Transition-metal catalysis was mentioned above. There is a risk that a small amount of the immobilized metal catalyst has leached into the solution during reaction. A good method to remove the often toxic heavy metal ions from the reaction product is a metal scavenging resin. The selection of heterogeneous scavengers is good, ranging from neutral to IEX-based, organic to inorganic backbone, and more general to more specific.

Perhaps less common in use, there are scavengers for selected organic compounds based on complementary electrophilic-nucleophilic reactivity, e.g. aldehyde-amine and Michael acceptor-thiol.

Adjusting pH during workup is a very common procedure and IEX resins are an option for doing this, also offering a way to produce less salt in the vessels during workup.

We would like to include treatment of waste streams in the context of downstream processing. It may make environmental and/or economical sense to treat your own waste streams locally before discharge or destruction. At the production site, the waste streams are contained, concentrated, and this is likely where the most knowledge about the content is found. Where large, costly, or specialized treatment equipment is needed, it may make more sense to transport to a common waste treatment site. Whether the waste stream contains excess dye from clothing manufacture or API precursors from pharmaceuticals production, a simple activated carbon treatment may be sufficient to make the waste stream acceptable for discharge. Best case scenario environmentally and financially, successfully treating the waste stream whether it is water or organic solvent, will allow it to be re-used in the process.

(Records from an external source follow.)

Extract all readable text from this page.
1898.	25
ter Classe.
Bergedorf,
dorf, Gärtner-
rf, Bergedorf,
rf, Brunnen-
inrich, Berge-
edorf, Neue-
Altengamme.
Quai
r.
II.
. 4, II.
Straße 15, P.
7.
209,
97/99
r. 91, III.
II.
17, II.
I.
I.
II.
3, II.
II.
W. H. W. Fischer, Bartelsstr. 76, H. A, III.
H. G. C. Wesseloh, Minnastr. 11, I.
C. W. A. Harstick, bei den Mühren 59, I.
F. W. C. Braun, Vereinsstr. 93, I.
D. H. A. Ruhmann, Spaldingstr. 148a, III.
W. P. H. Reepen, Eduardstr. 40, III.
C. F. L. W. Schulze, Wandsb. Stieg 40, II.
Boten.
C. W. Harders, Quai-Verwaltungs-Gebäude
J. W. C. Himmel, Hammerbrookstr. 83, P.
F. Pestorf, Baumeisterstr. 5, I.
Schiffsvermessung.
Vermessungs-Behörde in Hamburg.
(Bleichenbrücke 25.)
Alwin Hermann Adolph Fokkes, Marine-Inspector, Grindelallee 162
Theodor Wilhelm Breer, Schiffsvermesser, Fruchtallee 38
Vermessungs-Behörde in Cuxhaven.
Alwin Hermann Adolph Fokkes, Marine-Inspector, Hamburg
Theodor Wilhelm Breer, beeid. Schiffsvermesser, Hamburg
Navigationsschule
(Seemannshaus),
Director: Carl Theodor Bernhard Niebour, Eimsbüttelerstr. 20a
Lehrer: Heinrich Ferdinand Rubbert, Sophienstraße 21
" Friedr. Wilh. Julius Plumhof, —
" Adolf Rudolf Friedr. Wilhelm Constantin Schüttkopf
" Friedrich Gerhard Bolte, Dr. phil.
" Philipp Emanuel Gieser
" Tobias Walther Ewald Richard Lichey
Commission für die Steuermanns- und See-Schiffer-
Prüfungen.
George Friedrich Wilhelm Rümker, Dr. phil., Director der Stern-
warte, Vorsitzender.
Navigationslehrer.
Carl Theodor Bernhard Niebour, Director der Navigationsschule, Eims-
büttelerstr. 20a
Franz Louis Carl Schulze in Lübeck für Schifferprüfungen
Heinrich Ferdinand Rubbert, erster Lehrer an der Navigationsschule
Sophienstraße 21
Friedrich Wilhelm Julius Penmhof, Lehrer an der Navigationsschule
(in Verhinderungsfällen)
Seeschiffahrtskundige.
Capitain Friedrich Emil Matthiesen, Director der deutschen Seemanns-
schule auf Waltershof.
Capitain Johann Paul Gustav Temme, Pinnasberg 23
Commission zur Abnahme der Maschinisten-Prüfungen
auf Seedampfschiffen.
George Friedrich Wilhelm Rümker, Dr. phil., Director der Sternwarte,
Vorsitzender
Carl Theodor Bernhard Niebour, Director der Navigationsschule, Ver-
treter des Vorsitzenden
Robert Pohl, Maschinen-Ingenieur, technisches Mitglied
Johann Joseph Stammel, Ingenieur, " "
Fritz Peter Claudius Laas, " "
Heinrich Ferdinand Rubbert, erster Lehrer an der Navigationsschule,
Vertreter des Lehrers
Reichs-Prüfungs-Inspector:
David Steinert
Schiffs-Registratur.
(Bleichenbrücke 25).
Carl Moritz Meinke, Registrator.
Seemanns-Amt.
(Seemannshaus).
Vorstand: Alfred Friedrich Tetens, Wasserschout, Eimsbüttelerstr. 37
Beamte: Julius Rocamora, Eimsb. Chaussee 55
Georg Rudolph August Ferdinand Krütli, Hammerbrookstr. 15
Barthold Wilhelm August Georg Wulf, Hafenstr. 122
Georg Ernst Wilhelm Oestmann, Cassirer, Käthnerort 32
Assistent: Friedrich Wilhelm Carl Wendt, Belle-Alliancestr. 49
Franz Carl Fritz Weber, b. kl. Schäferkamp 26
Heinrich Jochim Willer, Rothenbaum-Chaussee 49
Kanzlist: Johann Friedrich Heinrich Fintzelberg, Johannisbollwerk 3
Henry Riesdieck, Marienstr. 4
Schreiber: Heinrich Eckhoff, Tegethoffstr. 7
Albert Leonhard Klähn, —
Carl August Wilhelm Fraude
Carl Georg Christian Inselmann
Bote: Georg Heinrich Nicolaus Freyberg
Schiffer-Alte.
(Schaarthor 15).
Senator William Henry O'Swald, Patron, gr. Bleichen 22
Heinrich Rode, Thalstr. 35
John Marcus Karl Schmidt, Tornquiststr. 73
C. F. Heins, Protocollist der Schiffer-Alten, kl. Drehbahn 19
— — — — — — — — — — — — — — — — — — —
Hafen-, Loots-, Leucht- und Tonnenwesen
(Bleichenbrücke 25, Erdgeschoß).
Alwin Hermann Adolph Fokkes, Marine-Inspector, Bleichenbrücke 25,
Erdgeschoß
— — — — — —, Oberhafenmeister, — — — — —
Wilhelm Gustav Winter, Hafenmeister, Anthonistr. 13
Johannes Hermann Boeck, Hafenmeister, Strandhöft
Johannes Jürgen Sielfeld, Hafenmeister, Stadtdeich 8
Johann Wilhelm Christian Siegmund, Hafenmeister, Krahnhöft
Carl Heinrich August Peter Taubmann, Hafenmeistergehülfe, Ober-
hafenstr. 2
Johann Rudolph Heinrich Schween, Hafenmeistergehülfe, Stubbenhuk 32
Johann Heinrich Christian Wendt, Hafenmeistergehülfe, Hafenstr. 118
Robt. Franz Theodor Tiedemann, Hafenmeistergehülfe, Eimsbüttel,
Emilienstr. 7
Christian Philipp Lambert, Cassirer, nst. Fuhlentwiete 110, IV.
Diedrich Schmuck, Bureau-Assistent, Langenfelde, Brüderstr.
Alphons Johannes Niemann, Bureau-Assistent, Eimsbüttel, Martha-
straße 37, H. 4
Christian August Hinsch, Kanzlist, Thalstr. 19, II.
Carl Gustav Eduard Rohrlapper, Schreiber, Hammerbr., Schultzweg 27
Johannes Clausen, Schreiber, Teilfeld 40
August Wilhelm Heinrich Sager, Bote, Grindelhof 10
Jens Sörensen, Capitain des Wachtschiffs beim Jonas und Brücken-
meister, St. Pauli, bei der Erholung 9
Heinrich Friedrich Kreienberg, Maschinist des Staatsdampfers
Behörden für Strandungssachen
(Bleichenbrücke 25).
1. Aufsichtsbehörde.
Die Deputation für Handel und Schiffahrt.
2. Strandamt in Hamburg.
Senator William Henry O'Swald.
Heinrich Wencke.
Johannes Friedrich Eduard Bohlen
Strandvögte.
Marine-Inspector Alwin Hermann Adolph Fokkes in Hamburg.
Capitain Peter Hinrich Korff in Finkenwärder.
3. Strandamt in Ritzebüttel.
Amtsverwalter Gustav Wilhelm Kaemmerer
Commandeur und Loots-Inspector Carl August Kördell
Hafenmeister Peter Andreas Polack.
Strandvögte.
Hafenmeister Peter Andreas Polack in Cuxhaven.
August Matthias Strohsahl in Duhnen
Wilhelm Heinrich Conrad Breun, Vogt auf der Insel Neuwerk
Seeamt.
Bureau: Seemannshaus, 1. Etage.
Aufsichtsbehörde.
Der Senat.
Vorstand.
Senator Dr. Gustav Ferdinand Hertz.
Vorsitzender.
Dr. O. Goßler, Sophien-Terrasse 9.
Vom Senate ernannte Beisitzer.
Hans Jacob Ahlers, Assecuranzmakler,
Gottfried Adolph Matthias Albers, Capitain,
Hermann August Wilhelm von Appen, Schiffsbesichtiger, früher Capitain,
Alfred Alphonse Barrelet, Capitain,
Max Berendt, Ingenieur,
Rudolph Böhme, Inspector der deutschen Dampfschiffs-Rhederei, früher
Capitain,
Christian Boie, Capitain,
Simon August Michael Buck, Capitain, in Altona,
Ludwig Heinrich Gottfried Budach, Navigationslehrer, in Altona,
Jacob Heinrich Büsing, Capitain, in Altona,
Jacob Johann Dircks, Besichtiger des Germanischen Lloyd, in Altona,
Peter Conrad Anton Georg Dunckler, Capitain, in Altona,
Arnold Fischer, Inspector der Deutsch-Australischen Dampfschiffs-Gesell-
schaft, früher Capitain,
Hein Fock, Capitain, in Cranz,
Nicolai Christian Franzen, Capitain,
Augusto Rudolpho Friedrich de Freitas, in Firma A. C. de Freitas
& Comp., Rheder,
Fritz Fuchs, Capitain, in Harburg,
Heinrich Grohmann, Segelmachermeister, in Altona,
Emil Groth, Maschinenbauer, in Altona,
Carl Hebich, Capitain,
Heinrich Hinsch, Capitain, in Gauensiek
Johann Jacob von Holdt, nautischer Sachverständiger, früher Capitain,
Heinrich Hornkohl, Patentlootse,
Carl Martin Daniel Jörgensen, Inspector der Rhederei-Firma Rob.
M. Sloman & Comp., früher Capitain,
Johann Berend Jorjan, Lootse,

Ideally,  the waste streams  can be turned into a resource by extracting residual amounts of valuable components. Two examples comes from the pharmaceutical industry: scavenging and re-use of transition metals (e.g. palladium, iridium) from reaction waste after chemical TM-catalysis and recovery of API:s and precursors to API:s in small, residual concentrations from reaction waste or purification step waste. In both examples, the transition metal and API precursor is likely to be toxic in the wrong place (e.g. aquatic life) but valuable when recovered in pure form.